I'm actually quite pleased that this amazingly rare aircraft mishap occurred at a major US airport when it did -- people are going to be paying MUCHO attention when I board my flight, from the dude who cleans the bathroom at the airport to the dude who sits up front and says "My Airplane."

It quite frankly could not have come at a better time. It takes the onus off worrying about terrorism and more on "Who the fuck is flying this plane?"

This is all A1 GOOD for me, not, mind you, that I was EVER at any point nor have EVER been, worried about my personal safety in a commercial aircraft. My sister has some more harrowing tales to tell about her iffy journeys in über and sub-Saharan Africa with various cowboy outfits, but I must remind you that she got hazard pay on top of her usual Homeland Security happycheck so it was more a moot point of "Do I arrive alive?" because the answer to that always was "Well, I'll celebrate by spending $XXX at the nearest boutique."

This is not the way I travel, unfortunately. Gone are the good old days of multiple thousand-accrued miles, where I could pretty much sweet talk a ticket agent into a first class seat just by wearing my outrageous peach linen jacket, black shirt and day-glo orange tie, along with the most agent-friendly attitude you ever done saw.

Nope, I have to slum it like the rest of them these days.  Nooooo problem! I have ways to umm . . ."pillow" my hard landing in seat 42A.

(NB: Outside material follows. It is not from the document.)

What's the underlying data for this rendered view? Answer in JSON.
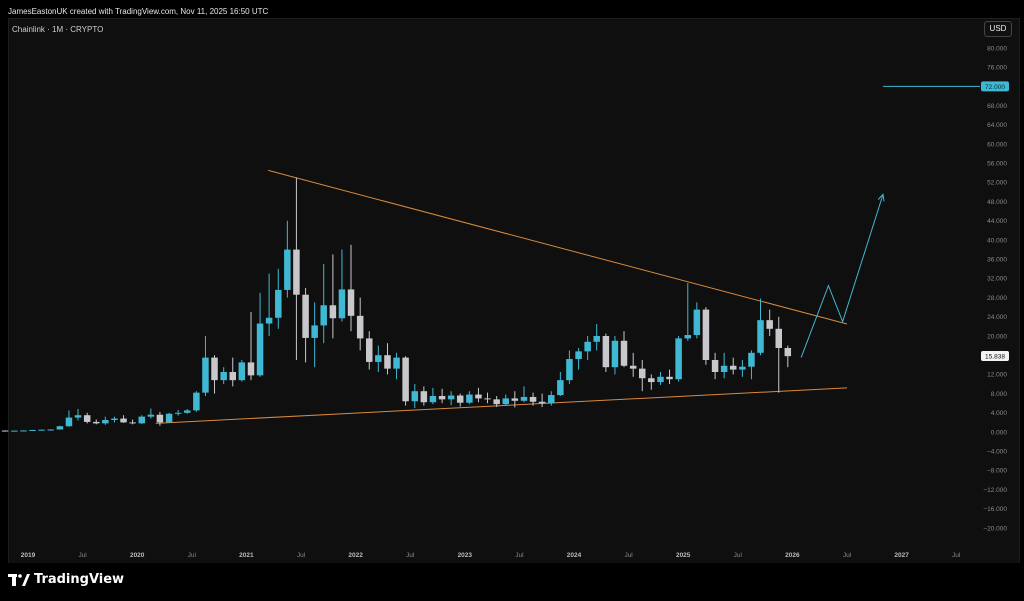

Besides, and this is what most folk forget, I actually LOVE being in an airplane. Sitting down in that newly-vaccuumed seat and buckling that belt while dragging my magazines out of my carry-on and gazing munificently about the cabin really make me feel as though I have just grown a new, pressurized aluminum skin and from then until I exit said plane, I am INDESTRUCTIBLE. and, 99.999999999999999999999999999 times out of 100, I AM.